A Ordem dos Biólogos assinala o centenário de Sir David Attenborough, uma das figuras mais marcantes da comunicação científica e da conservação da natureza. Não sendo biólogo no sentido profissional estrito, poucos terão contribuído tanto para despertar vocações na Biologia. A sua formação académica decorreu em Cambridge, onde estudou Ciências Naturais, com passagem por áreas como a Zoologia e a Geologia. Mais tarde, estudou Antropologia Social na London School of Economics, embora tenha interrompido esse percurso para regressar à BBC.

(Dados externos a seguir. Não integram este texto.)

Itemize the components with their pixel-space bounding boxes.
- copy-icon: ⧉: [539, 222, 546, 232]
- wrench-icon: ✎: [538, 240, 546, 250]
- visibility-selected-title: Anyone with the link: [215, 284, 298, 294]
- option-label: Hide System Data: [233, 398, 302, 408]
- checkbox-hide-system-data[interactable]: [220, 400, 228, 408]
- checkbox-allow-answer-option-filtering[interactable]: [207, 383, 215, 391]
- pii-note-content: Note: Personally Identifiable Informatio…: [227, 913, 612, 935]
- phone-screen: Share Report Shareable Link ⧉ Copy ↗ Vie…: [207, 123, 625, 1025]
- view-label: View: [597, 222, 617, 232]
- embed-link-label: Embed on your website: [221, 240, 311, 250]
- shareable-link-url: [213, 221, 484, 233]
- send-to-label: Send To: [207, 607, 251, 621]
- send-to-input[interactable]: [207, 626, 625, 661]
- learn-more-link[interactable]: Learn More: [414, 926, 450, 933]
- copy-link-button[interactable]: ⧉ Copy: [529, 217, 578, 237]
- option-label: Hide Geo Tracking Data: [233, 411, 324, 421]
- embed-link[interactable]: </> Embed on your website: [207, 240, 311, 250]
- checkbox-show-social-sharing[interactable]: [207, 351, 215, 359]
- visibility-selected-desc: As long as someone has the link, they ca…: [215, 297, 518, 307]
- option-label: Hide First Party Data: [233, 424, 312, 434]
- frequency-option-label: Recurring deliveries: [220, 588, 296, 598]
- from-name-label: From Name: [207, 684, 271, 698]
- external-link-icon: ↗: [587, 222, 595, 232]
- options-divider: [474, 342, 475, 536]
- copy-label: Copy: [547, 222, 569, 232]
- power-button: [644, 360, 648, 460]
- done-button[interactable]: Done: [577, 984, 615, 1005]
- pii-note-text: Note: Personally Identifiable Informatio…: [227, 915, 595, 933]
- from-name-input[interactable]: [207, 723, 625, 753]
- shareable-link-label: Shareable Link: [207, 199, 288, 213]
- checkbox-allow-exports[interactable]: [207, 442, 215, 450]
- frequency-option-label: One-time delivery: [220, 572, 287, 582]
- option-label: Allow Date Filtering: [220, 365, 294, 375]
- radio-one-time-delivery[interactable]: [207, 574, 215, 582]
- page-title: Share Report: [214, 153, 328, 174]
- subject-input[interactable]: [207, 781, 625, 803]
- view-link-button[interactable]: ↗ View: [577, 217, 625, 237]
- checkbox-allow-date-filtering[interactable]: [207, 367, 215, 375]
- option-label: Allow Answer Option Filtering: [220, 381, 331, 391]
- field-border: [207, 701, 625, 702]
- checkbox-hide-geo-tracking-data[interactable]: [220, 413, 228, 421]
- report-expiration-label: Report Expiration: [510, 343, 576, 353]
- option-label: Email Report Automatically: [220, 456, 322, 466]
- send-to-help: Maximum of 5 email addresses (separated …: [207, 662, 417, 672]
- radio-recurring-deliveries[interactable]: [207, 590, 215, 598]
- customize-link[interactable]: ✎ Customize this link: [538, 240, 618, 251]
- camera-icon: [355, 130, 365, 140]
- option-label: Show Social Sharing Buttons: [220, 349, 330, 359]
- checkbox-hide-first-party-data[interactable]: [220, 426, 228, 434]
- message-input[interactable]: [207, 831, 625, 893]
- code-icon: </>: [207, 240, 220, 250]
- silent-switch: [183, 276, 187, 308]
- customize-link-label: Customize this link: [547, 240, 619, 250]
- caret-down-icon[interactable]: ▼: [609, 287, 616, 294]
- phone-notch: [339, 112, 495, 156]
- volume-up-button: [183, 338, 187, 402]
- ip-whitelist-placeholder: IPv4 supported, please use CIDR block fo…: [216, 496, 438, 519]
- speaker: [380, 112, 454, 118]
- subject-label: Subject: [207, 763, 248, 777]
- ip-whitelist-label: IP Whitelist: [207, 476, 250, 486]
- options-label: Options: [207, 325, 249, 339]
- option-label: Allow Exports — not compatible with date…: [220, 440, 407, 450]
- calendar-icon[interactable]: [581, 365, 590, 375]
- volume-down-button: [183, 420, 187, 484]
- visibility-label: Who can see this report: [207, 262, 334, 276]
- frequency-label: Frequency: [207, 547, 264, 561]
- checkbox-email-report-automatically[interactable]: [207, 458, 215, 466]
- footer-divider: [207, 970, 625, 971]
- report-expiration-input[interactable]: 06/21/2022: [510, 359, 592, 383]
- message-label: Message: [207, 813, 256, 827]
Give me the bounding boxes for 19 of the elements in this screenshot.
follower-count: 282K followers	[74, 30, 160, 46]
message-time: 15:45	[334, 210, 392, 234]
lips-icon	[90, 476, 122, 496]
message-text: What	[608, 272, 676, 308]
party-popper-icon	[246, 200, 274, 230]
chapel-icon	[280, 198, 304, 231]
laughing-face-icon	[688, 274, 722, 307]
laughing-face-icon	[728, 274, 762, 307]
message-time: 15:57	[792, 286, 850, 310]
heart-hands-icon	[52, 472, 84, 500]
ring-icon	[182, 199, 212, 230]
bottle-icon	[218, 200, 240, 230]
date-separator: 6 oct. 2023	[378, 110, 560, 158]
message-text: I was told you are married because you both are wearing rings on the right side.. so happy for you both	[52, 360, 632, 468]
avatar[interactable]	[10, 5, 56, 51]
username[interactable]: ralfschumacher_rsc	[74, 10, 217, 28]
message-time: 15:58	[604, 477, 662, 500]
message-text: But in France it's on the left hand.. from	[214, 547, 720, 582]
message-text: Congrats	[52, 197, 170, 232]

Sir David Attenborough celebra hoje, 8 de Maio de 2026, 100 anos. Ao longo de mais de sete décadas de atividade, tornou-se uma presença incontornável na divulgação da história natural, levando ao grande público a diversidade, a complexidade e a fragilidade da vida na Terra. A sua voz, serena, curiosa e rigorosa, acompanhou sucessivas gerações na descoberta do mundo natural.
Para muitos biólogos, o primeiro contacto emocional com a diversidade da vida não aconteceu num laboratório, numa sala de aula ou num artigo científico. Aconteceu diante de um documentário capaz de transformar a natureza num palco de descoberta. Um inseto ampliado no ecrã. Uma baleia a emergir do oceano. Uma planta a revelar movimentos invisíveis à escala humana. Uma teia ecológica apresentada não como simples cenário, mas como relação, equilíbrio e interdependência.
Foi aí que Attenborough se tornou decisivo: não apenas por mostrar animais, plantas e fungos nos seus habitats naturais, mas por ensinar a olhar e, sobretudo, a questionar. Que função ecológica desempenha este comportamento? Que processos evolutivos explicam esta adaptação? Que interações estruturam este ecossistema? Que consequências decorrem da perda de uma espécie?
Séries como Life on Earth, The Blue Planet ou Planet Earth redefiniram os padrões da produção audiovisual em história natural, ao aliarem observação de campo, narrativa acessível e inovação tecnológica na forma de documentar espécies, habitats e processos ecológicos. Ao longo da sua carreira, Attenborough assumiu também um papel cada vez mais explícito na comunicação pública dos principais fatores de ameaça à biodiversidade, da perda e fragmentação de habitats à sobre-exploração de recursos, da degradação dos ecossistemas marinhos às alterações climáticas.
Neste centenário, a Ordem dos Biólogos presta homenagem a um dos mais influentes aliados da Biologia: alguém que aproximou o público da história natural, valorizou o trabalho de cientistas, equipas de campo e realizadores, e contribuiu de forma decisiva para inspirar vocações nas áreas da Ecologia, Conservação, Zoologia, Botânica, Biologia Marinha e comunicação de ciência.
Celebrar David Attenborough é afirmar uma ideia essencial: a proteção da natureza exige conhecimento, e o conhecimento nasce da capacidade de observar, questionar e compreender.
Aos 100 anos, Attenborough continua a lembrar-nos que a vida na Terra é extraordinária e que estudá-la, compreendê-la e protegê-la constitui uma das responsabilidades científicas e cívicas centrais do nosso tempo.